【译】psycopg 行工厂如何帮助您编写更安全的应用程序？

原创 Hklopp 2022-06-27

374

原文链接：https://blog.dalibo.com/2022/06/01/psycopg-row-factories.html
作者:Toulouse

psycopg 是 Python 编程语言的 PostgreSQL 数据库适配器。因此，它的主要目标之一是在发出查询和检索结果时,自动调整 PostgreSQL 和 Python 类型。虽然这种转换适用于内置类型，但 psycopg 还公开了一种处理特定于域的数据类型的本地方法：行工厂。
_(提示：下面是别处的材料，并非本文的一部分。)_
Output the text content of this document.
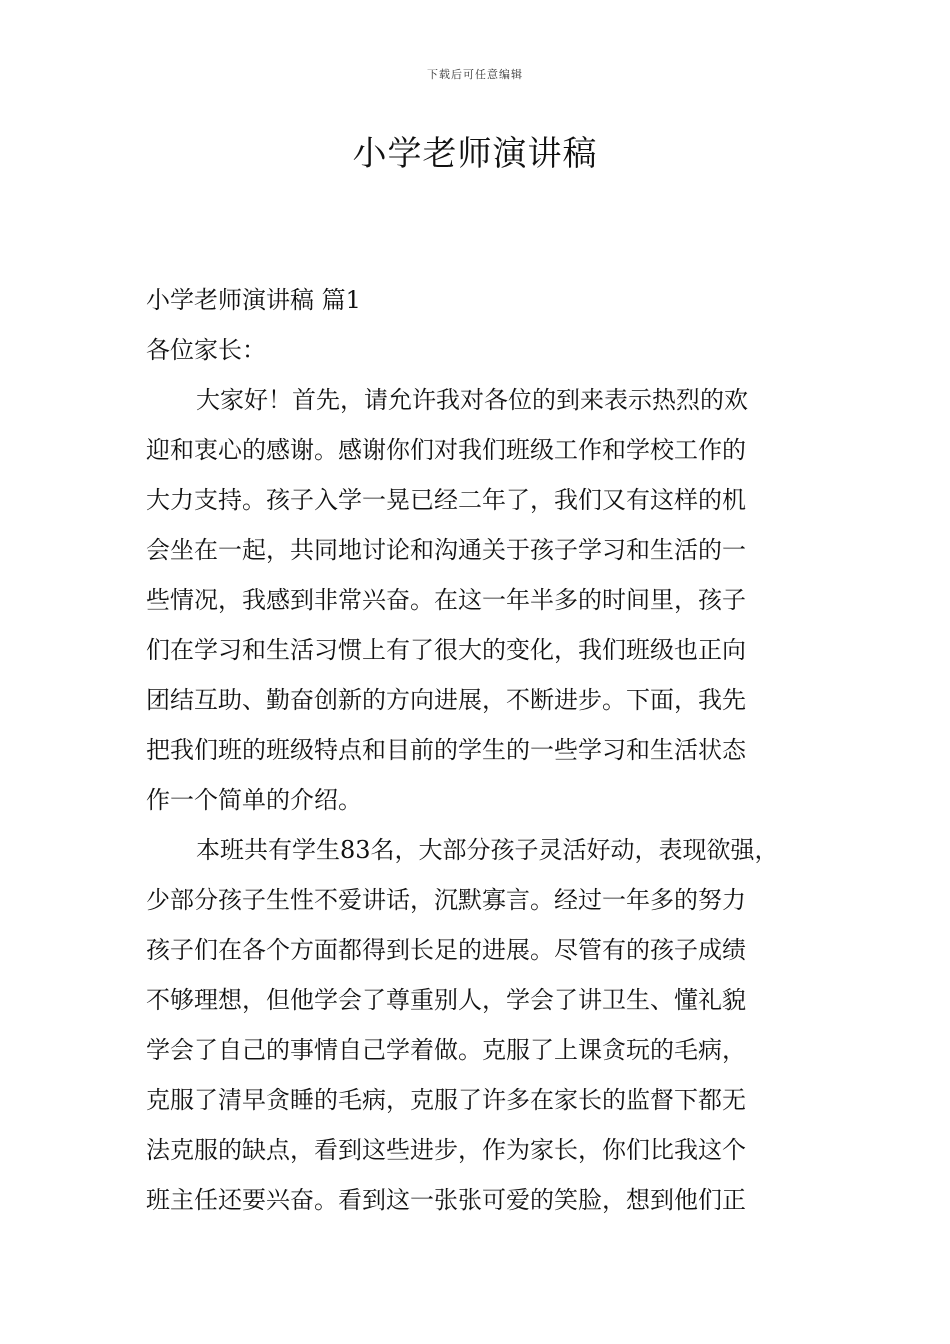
下载后可任意编辑
小学老师演讲稿
小学老师演讲稿 篇1
各位家长：
大家好！首先，请允许我对各位的到来表示热烈的欢
迎和衷心的感谢。感谢你们对我们班级工作和学校工作的
大力支持。孩子入学一晃已经二年了，我们又有这样的机
会坐在一起，共同地讨论和沟通关于孩子学习和生活的一
些情况，我感到非常兴奋。在这一年半多的时间里，孩子
们在学习和生活习惯上有了很大的变化，我们班级也正向
团结互助、勤奋创新的方向进展，不断进步。下面，我先
把我们班的班级特点和目前的学生的一些学习和生活状态
作一个简单的介绍。
本班共有学生83名，大部分孩子灵活好动，表现欲强，
少部分孩子生性不爱讲话，沉默寡言。经过一年多的努力
孩子们在各个方面都得到长足的进展。尽管有的孩子成绩
不够理想，但他学会了尊重别人，学会了讲卫生、懂礼貌
学会了自己的事情自己学着做。克服了上课贪玩的毛病，
克服了清早贪睡的毛病，克服了许多在家长的监督下都无
法克服的缺点，看到这些进步，作为家长，你们比我这个
班主任还要兴奋。看到这一张张可爱的笑脸，想到他们正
这些领域模型通常由应用程序开发人员以 Python 中的数据类的形式定义，映射到 PostgreSQL 中的一个或多个关系（通常是表）。这通常是 ORM 发挥作用的地方，它提供了一个抽象层来编写来自模型类的查询,并将结果映射到模型实例。在 psycopg 3 中，行工厂提供了一种简单而强大的方法来处理特定于域的模型，而无需任何额外的依赖。此外，我们将看到如何利用这个轻量级特性来编写更安全的应用程序，特别是通过静态类型。

什么是行工厂？

假设我们正在处理天气数据，将城市的日期报告收集到weather表中：

CREATE TABLE weather (
    city            varchar(80),
    temp_lo         int,
    temp_hi         int,
    prcp            real,
    date            date
);
复制

当使用 psycopg 查询此表时，我们将行作为元组值获取，每一列都具有与 PostgreSQL 匹配的正确 Python 类型：

>>> with psycopg.connect() as conn:
...     print(conn.execute("SELECT * FROM weather").fetchone())
('San Francisco', 46, 50, 0.25, datetime.date(1994, 11, 27))
复制

获取其他内容的最简单方法是使用内置的行工厂，例如dict_row ，它生成将结果集列名映射到值的字典：

>>> with psycopg.connect() as conn, conn.cursor(row_factory=psycopg.rows.dict_row) as cur:
...     print(cur.execute("SELECT * FROM weather").fetchone())
{'city': 'San Francisco', 'temp_lo': 46, 'temp_hi': 50, 'prcp': 0.25, 'date': datetime.date(1994, 11, 27)}
复制

行工厂在游标初始化时传递，从 fetchone() 调用获得的行确实是一个字典。

现在更有趣的是，假设我们的 Python 应用程序中有以下特定于域的模型：

from dataclasses import dataclass
from datetime import date

@dataclass
class Weather:
    city: str
    temperature: tuple[int, int]
    precipitation: float
    date: date
复制

目标是在执行诸如SELECT * FROM weather之类的查询时获取此Weather类的实例。这就是自定义行工厂发挥作用的地方。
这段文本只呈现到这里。